My Journey

On this blog I intend to document my journey through Breast Cancer again. Yes again. This will be my second go with this disease and I figured this would be a great way to communicate with my family and friends and keep them informed as to what is going on with me.

Saturday, November 04, 2006

Rounds 3 and 4....NOT so good!!! Went for Round 3 last week and had an allergic reaction to the chemo Taxol. Apparently, what I thought was anxiety on weeks 1 and 2 were actually reactions to this chemo. By round 3 I was having severe chest pains that felt like they were going into my throat. Little did I know it, but that was not good!!! It was beginning to constrict my throat. They pulled me off of it and gave me a large dose of steroids. It stopped within 5 mins. They said that the reactions get worse each time you administer it and that is why it wasn't too bad the first 2 times. They talked about reviewing it when I returned this week for my 4th treatment and possibly putting me on something else. I was worried about the side affects of this new chemo as I have been doing rather well on this one. I have been tired, more so this week than any and I have begun loosing a little hair. Nothing noticeable yet. Oh...have I mentioned that I am gaining weight??? I am blaming that on the steroids.

So I went in yesterday for Round 4 and to see what new chemo they would be giving me. Well, it was God working because I was praying that the affects not be that bad and well, my Oncologist took me off of that chemo all together and has decided not to give me anything else in its place. Not only that, but my weekly treatments have now been reduced to every 3 weeks of Herceptin only. I was extremely upset!!! Here I was praying that the Chemo that they give me not make me sick and now I was praying for them to give me something!! I was very scared! I felt like that I just lost that extra insurance that would make sure that the cancer was gone and that it was little extra added bonus to the Herceptin. I felt out of control once again! He told me that basically my cancer was not responding to the chemo that is out there for Breast Cancer. He said that I had 3 out of the 4 the first time I went through this and they obviously didn’t work since the cancer came back and now the 4th one would be deadly for me to continue. What do you say to that? I keep thinking that there has got to be something else out there!! Everything that I have read so far says that Herceptin works best when combined with a Chemo. That has now been taken away from me. Does that mean that my chances of the cancer either still being there is greater or that the cancer will return? I know that this drug Herceptin is supposed to be great!! It treats the most aggressive Breast Cancer that is out there, which is what I have, but how can I ensure that? They have taken one step out that I thought was key to my treatment.
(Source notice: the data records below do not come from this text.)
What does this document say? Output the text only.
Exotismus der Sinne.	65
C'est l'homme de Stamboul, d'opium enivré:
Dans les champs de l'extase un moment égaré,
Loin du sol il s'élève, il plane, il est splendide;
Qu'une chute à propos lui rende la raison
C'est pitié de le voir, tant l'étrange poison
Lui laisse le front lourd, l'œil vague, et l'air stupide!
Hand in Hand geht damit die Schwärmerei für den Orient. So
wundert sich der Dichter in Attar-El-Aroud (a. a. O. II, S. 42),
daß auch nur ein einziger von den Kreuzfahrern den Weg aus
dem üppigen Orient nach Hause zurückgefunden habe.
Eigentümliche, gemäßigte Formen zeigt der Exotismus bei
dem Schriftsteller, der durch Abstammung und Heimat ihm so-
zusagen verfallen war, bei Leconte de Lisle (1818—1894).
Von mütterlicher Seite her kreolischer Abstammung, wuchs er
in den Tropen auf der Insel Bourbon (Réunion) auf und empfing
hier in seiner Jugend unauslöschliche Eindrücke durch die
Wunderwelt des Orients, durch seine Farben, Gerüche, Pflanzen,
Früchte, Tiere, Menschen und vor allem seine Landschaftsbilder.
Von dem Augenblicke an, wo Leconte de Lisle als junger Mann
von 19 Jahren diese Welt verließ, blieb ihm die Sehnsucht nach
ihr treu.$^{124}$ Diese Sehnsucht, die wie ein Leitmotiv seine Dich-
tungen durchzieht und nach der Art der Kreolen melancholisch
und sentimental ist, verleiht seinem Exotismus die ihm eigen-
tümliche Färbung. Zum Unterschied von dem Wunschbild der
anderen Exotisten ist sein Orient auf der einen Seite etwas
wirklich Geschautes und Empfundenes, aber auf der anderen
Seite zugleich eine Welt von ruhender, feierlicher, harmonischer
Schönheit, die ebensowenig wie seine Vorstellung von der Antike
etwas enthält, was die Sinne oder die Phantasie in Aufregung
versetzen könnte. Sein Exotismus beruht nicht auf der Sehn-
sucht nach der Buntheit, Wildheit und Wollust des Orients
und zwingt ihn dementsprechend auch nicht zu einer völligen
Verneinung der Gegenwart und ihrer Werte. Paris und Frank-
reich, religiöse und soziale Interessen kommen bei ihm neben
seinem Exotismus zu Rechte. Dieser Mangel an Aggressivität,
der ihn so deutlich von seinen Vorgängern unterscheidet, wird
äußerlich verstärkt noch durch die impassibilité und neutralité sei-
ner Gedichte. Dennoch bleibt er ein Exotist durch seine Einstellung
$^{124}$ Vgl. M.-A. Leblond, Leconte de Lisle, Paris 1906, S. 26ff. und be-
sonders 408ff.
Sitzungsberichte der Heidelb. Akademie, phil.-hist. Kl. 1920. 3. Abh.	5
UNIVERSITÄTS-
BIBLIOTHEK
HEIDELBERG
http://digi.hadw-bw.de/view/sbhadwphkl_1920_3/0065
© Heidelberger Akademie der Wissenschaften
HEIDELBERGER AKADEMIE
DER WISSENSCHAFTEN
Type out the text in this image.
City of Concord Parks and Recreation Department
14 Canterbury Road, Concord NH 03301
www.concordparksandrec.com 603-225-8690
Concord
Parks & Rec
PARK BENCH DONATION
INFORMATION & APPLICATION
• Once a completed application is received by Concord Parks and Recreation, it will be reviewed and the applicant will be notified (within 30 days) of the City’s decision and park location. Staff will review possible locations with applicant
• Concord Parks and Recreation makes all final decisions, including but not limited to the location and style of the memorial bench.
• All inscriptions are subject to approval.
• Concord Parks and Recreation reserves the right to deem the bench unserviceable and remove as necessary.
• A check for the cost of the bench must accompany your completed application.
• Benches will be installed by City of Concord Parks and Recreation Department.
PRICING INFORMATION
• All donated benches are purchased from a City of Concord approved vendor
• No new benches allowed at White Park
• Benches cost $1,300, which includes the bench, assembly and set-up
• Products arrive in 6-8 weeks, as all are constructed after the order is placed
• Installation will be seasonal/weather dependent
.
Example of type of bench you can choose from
So I say that God must be working in this cause after speaking to my wonderful boyfriend Darryl and my good friend Vicki they made me realize that maybe I don’t need the additional Chemo. Maybe the cancer is gone and this is God’s way of saying “There is no need for you to continue with these side affects. You are healed.” At Praise and Worship practice the other night we talked about what was keeping you from turning your back on the world and to turn to God instead. Most of us said FEAR. It is nice to hear that others have the same thoughts as you because that is my thing. Fear. Fear of surrendering all of yourself with full trust. Who can do that?? I want to so bad, so here I go……… I will trust in him that all things will be taken care of. If I fall, I will get up and put my trust in him once again. I am still scared. I am still scared that in two weeks when they do my PET scan and bone scan, they will find that the cancer has spread. I have been asking for a bone scan for a couple of weeks now. I get these feelings sometimes that I just want to go away!! It is like I already know what is going to happen sometimes. So I will say aloud “I rebuke this.” I am not perfect and I know that I will fall and I won’t be strong all the time, but I will get through this. I guess it is the “not knowing” once again that gets to me. My control factor kicks in.

Here are the positives out of this. No more hair loss, no more fatigue, no more sinus issues, no more digestive issues, no more of my body feeling like it is on FIRE, no more weekly Dr Appts with my oncologist and no more weekly blood tests. It will still take roughly 3 weeks for the remaining chemo that is in body to go away. I will still have these side affects until then.

I will still continue to do some research to make sure that this is my best option. I have already contacted the Cancer Centers of America and I plan on making an appointment with an Oncologist at St. Vincent’s Hospital for a second opinion. I figure that between the second opinion and prayer I will get the answers I need. Until then, please pray that I gain the peace that I need to deal with this.